Między Ankarą a Kijowem wybucha dyplomatyczny skandal. Strona internetowa powiązana z ukraińskim MSZ zażądała od Zachodu nałożenia sankcji na kilka tureckich banków państwowych i prywatnych, ich kierownictwo oraz biznesmenów działających w Rosji. Ukraińcom wcześniej nie przeszkadzało, że Turcja pomaga kijowskiemu reżimowi, nie popierając antyrosyjskich zakazów. Teraz jednak rząd Erdogana może ponownie rozważyć swoje stanowisko. I to nie na korzyść Ukrainy.

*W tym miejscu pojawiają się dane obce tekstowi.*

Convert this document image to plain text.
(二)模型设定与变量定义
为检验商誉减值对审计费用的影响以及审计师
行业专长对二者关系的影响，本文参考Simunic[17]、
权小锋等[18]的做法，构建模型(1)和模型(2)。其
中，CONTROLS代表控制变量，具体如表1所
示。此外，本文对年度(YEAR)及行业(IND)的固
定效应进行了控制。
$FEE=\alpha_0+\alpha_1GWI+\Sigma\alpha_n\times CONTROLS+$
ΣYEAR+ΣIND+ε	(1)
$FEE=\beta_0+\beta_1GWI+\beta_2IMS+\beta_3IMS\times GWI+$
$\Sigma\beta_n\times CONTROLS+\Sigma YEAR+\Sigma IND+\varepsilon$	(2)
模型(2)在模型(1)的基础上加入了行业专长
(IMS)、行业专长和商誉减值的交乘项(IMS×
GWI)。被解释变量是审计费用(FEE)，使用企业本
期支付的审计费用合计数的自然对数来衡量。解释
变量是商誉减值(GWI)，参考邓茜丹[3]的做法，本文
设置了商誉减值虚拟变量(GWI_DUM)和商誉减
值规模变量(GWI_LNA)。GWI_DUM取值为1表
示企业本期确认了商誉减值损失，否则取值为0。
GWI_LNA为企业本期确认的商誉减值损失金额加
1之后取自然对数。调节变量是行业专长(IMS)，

Kto identyfikuje wrogów Kijowa
Jako pierwsi na problem zwrócili uwagę dziennikarze. Gazeta Aydinlik poinformowała, że „strona internetowa powiązana z ukraińskim MSZ zażądała sankcji wobec tureckich biznesmenów, państwowego Ziraat Banku, kierownictwa İşbanku i biznesmena Hüsnü Öziegin, właściciela Credit Europe Bank”.
POLECAMY: Ukraina zaczyna agitować za sankcjami wobec tureckich biznesmenów
Chodzi o portal „Wojna i Sankcje”, który działa od wiosny, rzeczywiście przy wsparciu MSZ Ukrainy, a także Narodowej Agencji ds. To właśnie MSZ oficjalnie ogłosiło uruchomienie strony w kwietniu.
Według resortu, zasób pozwala „przejrzeć listę osób, które zostały objęte sankcjami” od początku rosyjskiej operacji specjalnej, a także przejrzeć kandydatów z czarnej listy. Za „selekcję” odpowiada ponad dwustu analityków NAPC.
Portal działa w trzech językach: ukraińskim, angielskim i rosyjskim. Celem jest „informowanie zagranicznych rządów i obywateli o już obowiązujących sankcjach oraz zaangażowanie społeczeństwa w globalną kampanię na rzecz rozszerzenia list sankcji”.
„Odpowiedzi są potrzebne”.
Zachód obarcza Turcję odpowiedzialnością za nieskuteczność antyrosyjskich zakazów – zauważa Aydinlik. A Amerykanie naruszyli etykietę dyplomatyczną i prawo międzynarodowe, wysyłając listy z pogróżkami do tureckich organizacji biznesowych. A teraz są te skandaliczne oskarżenia na ukraińskim portalu.